In 2005, the trial court agreed with the plaintiffs in Miller and awarded the class of 1.1 million account holders over a billion dollars in restitution and damages by extending the holding of Krueger to repayment of bank account delinquencies. The trial court held that governmental benefits “are exempt from collection by the bank for insufficient funds fees [], overdrafts and money claims it has against the account holders.” The Court of Appeal reversed the trial court’s holding, and the California Supreme Court granted review.

The Supreme Court held that the practice of charging fees and recouping overdrafts was not prohibited by Krueger or California Financial Code Section 864. The Court relied on the plain meaning and legislative intent of Section 864. According to the Court, Section 864 was enacted for the purpose of treating charges for overdrafts and associated fees different from the satisfaction of independent debt by limiting a bank’s ability to set off using other accounts and not its “internal balancing practices” within a single account. Further, Section 864 constrains a bank’s right to set off debts but the statute explicitly excludes overdrafts and bank charges from the statute’s definition of “debt”. Therefore, the Court reasoned that a plain reading of Section 864 reveals that a bank may recover overdrafts and related fees without regard to the restrictions imposed by Section 864, and that such a reading is consistent with legislative intent.

The Court also distinguished Krueger from Miller.
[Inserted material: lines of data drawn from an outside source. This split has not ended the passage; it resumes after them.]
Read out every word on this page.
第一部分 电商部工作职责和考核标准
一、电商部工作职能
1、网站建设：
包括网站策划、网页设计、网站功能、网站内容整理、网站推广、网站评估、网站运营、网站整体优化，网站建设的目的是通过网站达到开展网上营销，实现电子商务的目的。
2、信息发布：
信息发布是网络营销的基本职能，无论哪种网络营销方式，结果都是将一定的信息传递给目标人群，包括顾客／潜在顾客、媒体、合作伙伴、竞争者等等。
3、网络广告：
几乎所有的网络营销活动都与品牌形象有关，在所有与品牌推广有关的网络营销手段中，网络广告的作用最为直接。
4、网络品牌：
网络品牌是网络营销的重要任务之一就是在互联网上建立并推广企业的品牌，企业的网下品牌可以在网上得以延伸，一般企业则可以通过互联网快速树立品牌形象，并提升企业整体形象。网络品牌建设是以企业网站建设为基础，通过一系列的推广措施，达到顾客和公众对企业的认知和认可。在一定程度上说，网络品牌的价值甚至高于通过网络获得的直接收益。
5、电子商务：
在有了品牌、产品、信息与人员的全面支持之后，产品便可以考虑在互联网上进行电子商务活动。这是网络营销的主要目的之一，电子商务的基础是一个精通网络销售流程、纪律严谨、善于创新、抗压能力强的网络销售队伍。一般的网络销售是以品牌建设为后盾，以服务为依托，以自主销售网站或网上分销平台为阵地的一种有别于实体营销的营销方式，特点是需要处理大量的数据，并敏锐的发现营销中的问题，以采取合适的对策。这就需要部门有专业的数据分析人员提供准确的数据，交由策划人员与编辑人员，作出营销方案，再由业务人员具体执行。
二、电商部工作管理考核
Central to the Miller Court’s holding was that Krueger involved the bank using a depositor’s funds to set off an independent, past debt. In contrast, in Miller, Bank of America tried to recoup an overdraft from funds which were later deposited in the same account. The Miller Court ultimately held that Kruger does not prohibit Bank of America from engaging in the practice of recouping overdrafts and bank charges occurring within a single account against public benefit payments.

Banks can now breathe a little a easier knowing that the industry-wide practice of debiting an account to cover overdrafts and service charges in the same account does not violate California law, even if the debited funds consist of public benefit payments.

Please note that the information contained in this letter is not intended to provide specific legal advice. You should consult with an attorney and not rely on any information contained herein regarding your specific situation.